Slim cameras are convenient, but they frequently have tiny dials and few buttons, which make changing settings somewhat trying.
Smaller cameras usually don't have many manual controls, relying on automated in-camera settings that pick the right in-camera settings for your shot. These auto modes normally do a great job, but you have less control over the look and feel of a photo.
Zoom lens and image stabilization
Inexpensive cameras often lack a powerful optical zoom lens, but that's changing. Among the new breed of £200-range cameras are a few pocket megazooms: compact cameras with optical zoom lenses as powerful as 10x optical zoom.
If we had to choose between a point-and-shoot camera with more optical zoom and one with higher resolution, we'd take the model with the more powerful zoom lens – it means you won't have to magnify your subject and then use software to crop the image (and discard some of the resolution as a result).
If you're buying a DSLR or a compact interchangeable-lens camera, both the zoom range and the stabilization features depend on the lens you're buying.
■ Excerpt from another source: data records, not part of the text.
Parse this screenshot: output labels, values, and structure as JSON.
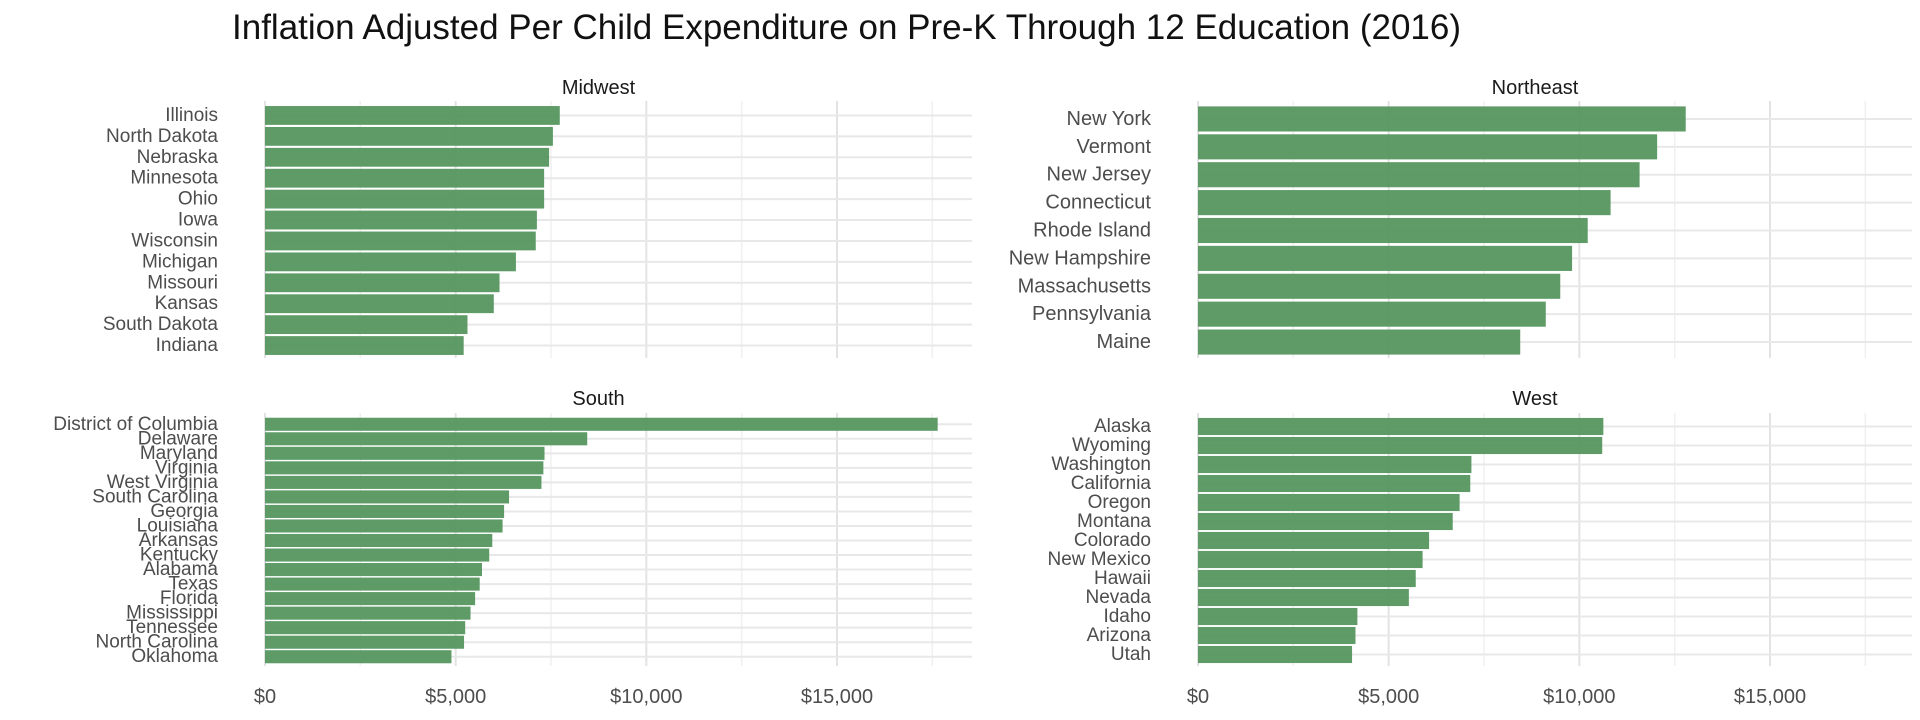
{
  "chart_data": {
    "type": "bar",
    "orientation": "horizontal",
    "title": "Inflation Adjusted Per Child Expenditure on Pre-K Through 12 Education (2016)",
    "bar_color": "#55965F",
    "x_tick_labels": [
      "$0",
      "$5,000",
      "$10,000",
      "$15,000"
    ],
    "x_ticks": [
      0,
      5000,
      10000,
      15000
    ],
    "xlim": [
      0,
      18500
    ],
    "grid": true,
    "panels": [
      {
        "name": "Midwest",
        "categories": [
          "Illinois",
          "North Dakota",
          "Nebraska",
          "Minnesota",
          "Ohio",
          "Iowa",
          "Wisconsin",
          "Michigan",
          "Missouri",
          "Kansas",
          "South Dakota",
          "Indiana"
        ],
        "values": [
          7730,
          7550,
          7450,
          7320,
          7320,
          7130,
          7100,
          6580,
          6150,
          6000,
          5310,
          5210
        ]
      },
      {
        "name": "Northeast",
        "categories": [
          "New York",
          "Vermont",
          "New Jersey",
          "Connecticut",
          "Rhode Island",
          "New Hampshire",
          "Massachusetts",
          "Pennsylvania",
          "Maine"
        ],
        "values": [
          12790,
          12040,
          11580,
          10820,
          10220,
          9810,
          9500,
          9120,
          8450
        ]
      },
      {
        "name": "South",
        "categories": [
          "District of Columbia",
          "Delaware",
          "Maryland",
          "Virginia",
          "West Virginia",
          "South Carolina",
          "Georgia",
          "Louisiana",
          "Arkansas",
          "Kentucky",
          "Alabama",
          "Texas",
          "Florida",
          "Mississippi",
          "Tennessee",
          "North Carolina",
          "Oklahoma"
        ],
        "values": [
          17640,
          8450,
          7330,
          7300,
          7250,
          6400,
          6270,
          6230,
          5960,
          5880,
          5690,
          5630,
          5510,
          5390,
          5250,
          5220,
          4890
        ]
      },
      {
        "name": "West",
        "categories": [
          "Alaska",
          "Wyoming",
          "Washington",
          "California",
          "Oregon",
          "Montana",
          "Colorado",
          "New Mexico",
          "Hawaii",
          "Nevada",
          "Idaho",
          "Arizona",
          "Utah"
        ],
        "values": [
          10630,
          10600,
          7170,
          7140,
          6860,
          6680,
          6060,
          5890,
          5710,
          5530,
          4180,
          4130,
          4040
        ]
      }
    ]
  }
}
A few DSLRs and interchangeable-lens compacts have in-body image stabilization, meaning that your images will be stabilized by in-camera mechanics regardless of which lens you attach.
If your camera doesn't have in-camera stabilization features, optically stabilized lenses are available, but they're often a bit more expensive.
Fixed-lens cameras now offer zoom ratings of up to 36X. These lenses are great for nature or sports photography, but unless the camera has good image stabilization (look for a camera with optical image stabilization) or a very fast shutter, you may need a steady hand or a tripod to avoid blurry pictures at extreme telephoto lengths.
You should try a camera's autofocus at full zoom: We've tested some models that were slow to focus at full zoom in low light.
Also note that not all high-zoom cameras are created equal. You know how you have to ask everyone in your group shot to gather in close to get in the shot? A wide-angle lens can solve that problem, so pay attention to the wide-angle end (lowest number) of the optical zoom range, not just the telephoto end (highest number).
If you take a lot of group shots or landscape shots, the wide-angle end of the lens is even more important; it lets you capture more of the scene when you're zoomed all the way out. A good wide-angle lens starts at about 28mm or less on the wide-angle end; the lower the number, the wider-angle the lens.
Be wary of advertised zoom ratings – many vendors combine the optical zoom (which moves the lens to magnify the subject) with digital zoom, which merely captures fewer pixels and magnifies those. Optical zoom gives you all the benefit of the camera's maximum resolution, combined with the ability to focus in tight on faraway action.